Attualmente sono in tour, a breve annuncio le nuove date che mi porteranno in giro almeno fino alla fine del 2022. Sto scrivendo e producendo un nuovo EP, un po’ a rilento dovrei darmi una mossa [ride]. E poi ho fondato con il mio amico Luca Pasquino, in arte Kuschimaru Sama, una nuova band: Le corse più pazze del mondo, di cui credo che sentirete parlare molto presto.

Devi preparare una capsula del tempo: che dischi ci metti dentro, a parte i tuoi, ovviamente?
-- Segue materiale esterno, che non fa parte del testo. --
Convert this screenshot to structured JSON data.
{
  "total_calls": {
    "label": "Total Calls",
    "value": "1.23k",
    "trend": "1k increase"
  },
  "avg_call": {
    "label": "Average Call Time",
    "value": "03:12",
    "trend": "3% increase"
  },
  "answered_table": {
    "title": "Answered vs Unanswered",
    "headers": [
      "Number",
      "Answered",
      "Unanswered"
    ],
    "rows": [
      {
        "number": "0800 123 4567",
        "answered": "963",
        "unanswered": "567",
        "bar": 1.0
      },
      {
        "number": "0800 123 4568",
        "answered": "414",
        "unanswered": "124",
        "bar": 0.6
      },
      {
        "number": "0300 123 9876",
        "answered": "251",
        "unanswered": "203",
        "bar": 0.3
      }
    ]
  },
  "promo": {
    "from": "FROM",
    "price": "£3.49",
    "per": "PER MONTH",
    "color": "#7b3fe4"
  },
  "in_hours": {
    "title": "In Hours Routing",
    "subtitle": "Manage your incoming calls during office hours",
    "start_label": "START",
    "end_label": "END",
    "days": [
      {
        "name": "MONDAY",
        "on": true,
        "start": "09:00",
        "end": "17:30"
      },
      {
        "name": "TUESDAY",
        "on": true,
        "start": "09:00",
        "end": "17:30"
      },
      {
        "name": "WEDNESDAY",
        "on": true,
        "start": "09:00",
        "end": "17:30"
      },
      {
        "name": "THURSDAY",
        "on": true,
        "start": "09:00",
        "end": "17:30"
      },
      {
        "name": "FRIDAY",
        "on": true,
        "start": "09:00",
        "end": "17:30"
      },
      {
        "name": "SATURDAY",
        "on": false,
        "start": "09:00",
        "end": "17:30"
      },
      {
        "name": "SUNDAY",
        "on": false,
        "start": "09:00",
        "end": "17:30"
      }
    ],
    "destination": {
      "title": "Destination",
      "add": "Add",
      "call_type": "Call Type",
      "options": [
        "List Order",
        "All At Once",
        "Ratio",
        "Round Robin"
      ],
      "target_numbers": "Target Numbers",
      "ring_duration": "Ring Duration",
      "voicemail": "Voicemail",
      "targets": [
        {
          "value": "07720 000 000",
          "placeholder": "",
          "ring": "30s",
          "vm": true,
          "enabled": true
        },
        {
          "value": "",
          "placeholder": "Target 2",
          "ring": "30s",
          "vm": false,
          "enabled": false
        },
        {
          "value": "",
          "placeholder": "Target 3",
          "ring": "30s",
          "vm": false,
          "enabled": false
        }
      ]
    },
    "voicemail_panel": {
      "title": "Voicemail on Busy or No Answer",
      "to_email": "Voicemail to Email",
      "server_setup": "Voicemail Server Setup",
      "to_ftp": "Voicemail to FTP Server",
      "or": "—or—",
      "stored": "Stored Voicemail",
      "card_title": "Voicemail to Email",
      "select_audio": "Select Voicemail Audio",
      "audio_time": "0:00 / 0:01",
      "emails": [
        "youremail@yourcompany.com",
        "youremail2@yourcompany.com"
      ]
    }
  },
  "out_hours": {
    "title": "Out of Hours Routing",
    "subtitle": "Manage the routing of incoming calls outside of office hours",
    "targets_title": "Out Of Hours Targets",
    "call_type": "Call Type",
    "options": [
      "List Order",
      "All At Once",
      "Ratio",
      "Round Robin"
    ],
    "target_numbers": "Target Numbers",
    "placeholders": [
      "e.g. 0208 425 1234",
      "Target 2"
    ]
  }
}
Di diritto il primo posto se lo aggiudica Raindogs, il capolavoro di Tom Waits; poi direi Jason Molina con Magnolia Electric Co. , vera pietra miliare della musica indipendente; Crooked Rain, Crooked Rain dei Pavement che descrive ogni stato d’animo possibile dell’uomo secondo me; American Idiot dei Green day che mi ha letteralmente allevato sin da quando è uscito nel 2004; e per finire Ok Computer dei Radiohead che non ha bisogno di presentazioni. Per questioni di spazio della famosa capsula del tempo, direi di fermarmi qui, altrimenti continuerei fino a domani [ride].